From mboxrd@z Thu Jan  1 00:00:00 1970
From: Michael Tokarev <mjt@tls.msk.ru>
Subject: Re: ext3 journal on software raid (was Re: PROBLEM: Kernel 2.6.10
 crashing repeatedly and hard)
Date: Wed, 05 Jan 2005 19:22:04 +0300
Message-ID: <41DC142C.5000704@tls.msk.ru>
References: <Pine.LNX.3.96.1050105072829.9415A-100000@Maggie.Linux-Consulting.com>
Mime-Version: 1.0
Content-Type: text/plain; charset=ISO-8859-1; format=flowed
Content-Transfer-Encoding: 7bit
Return-path: <linux-raid-owner@vger.kernel.org>
In-Reply-To: <Pine.LNX.3.96.1050105072829.9415A-100000@Maggie.Linux-Consulting.com>
Sender: linux-raid-owner@vger.kernel.org
To: linux-raid@vger.kernel.org
List-Id: linux-raid.ids

Alvin Oga wrote:
> On Wed, 5 Jan 2005, Guy wrote:
> 
>>I agree, but for a different reason.  Your reason is new to me.
> ...
>>Loosing the swap disk would kill the system.
> 
> if one is using swap space ... i'd add more memory .. before i'd use raid
> 	- swap is too slow and as you folks point out, it could die
> 	due to (unlikely) bad disk sectors in swap area

It isn't always practical.  You add as much memory as needed for
your "typical workload".  But there may be "spikes" of load with
that you have to deal somehow.  Adding more memory to cover that
"spikes" may be too expensive.

Also, if your "typical workload" requires eg 2Gb memory, adding
another, say, 2Gb to cover "spikes" means you have to reconfigure
the kernel to support large amount of memory, which also costs
something in terms of speed on i386 architecture.

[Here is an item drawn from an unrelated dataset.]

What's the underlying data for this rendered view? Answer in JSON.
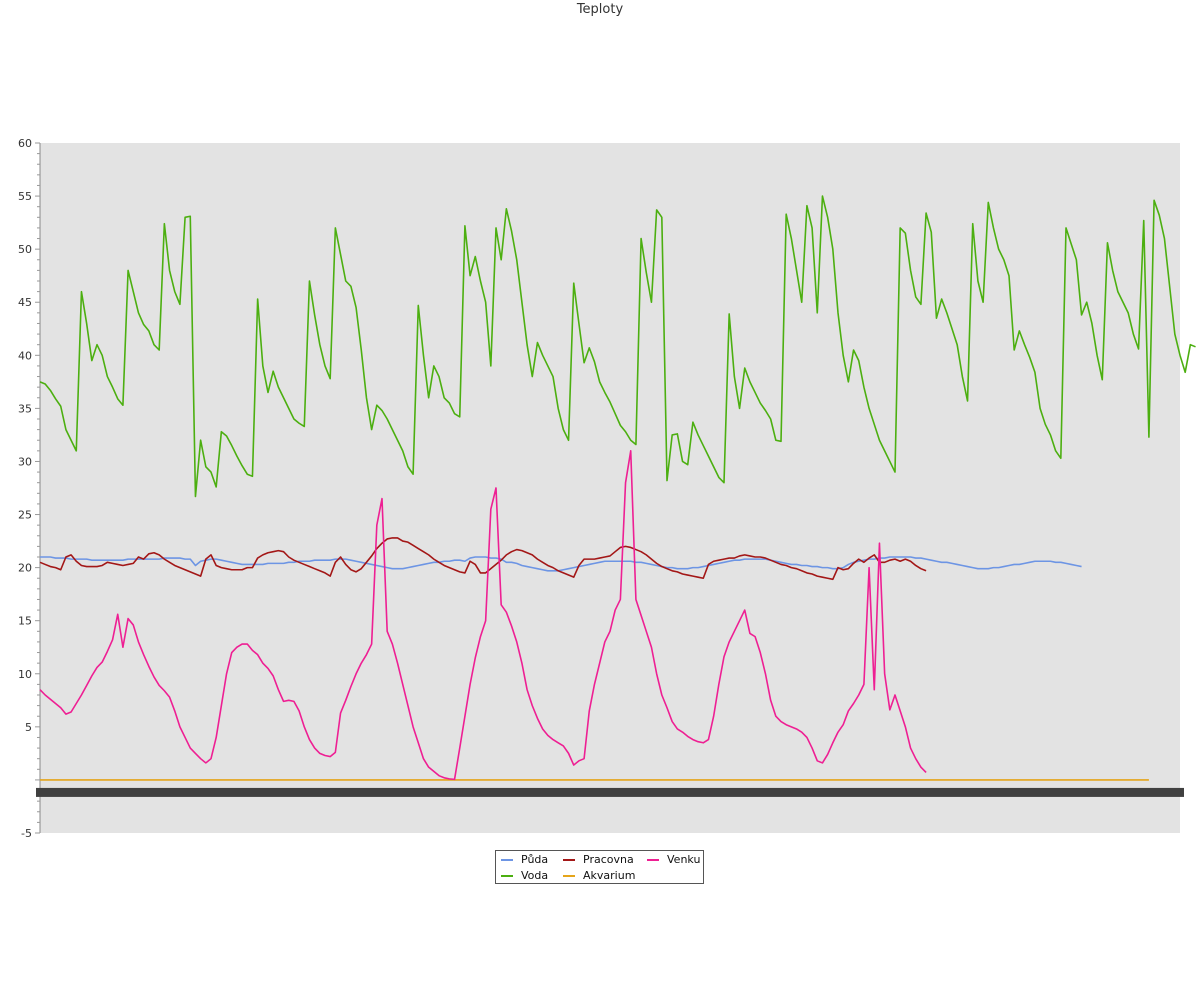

Disks are *much* cheaper than ram in terms of money/Mb.

>>I don't want a down system due to a single disk failure.
> 
> that's what raid's for :-)
> 
>>I mirror everything, or RAID5.  Normally, no downtime due to disk failures.
> 
> the problem with mirror ( raid1 ).. or raid5 ...
> 	- if you have a bad diska ... all "bad data" will/could  also get
> 	copied to the good disk

Again: pretty PLEASE, stop talking about thouse mysterious "silent
corruption/errors".  Errors gets detected.  It is *very* unlikely
case when an error on disk (either unability to read, or reading
the "wrong" (aka not the same as has been written) data) will not
be detected during read, and if you do care about that cases, you
have to use some very different hardware with every component
(CPU, memory, buses, controllers etc etc) at least tripled, with
hardware-level online monitoring/comparing stuff to detect errors
at any level and to switch to another component if one is "lying".

> 	- "bad data" is hard to figure out in code ... to prevent it from
> 	getting copied ... how does it know with 100% certainty 

Nothing is 100% certain.. maybe except that we all will die sometime...

> 	- if you know why it's bad data,  it's lot easier to know which
> 	data is more correct than the bad one

Nothing is "more correct".  If the disk isn't working somehow, we know
this (as it reports errors) and kick it from the array.  If disk
"does not work silently", see above.

/mjt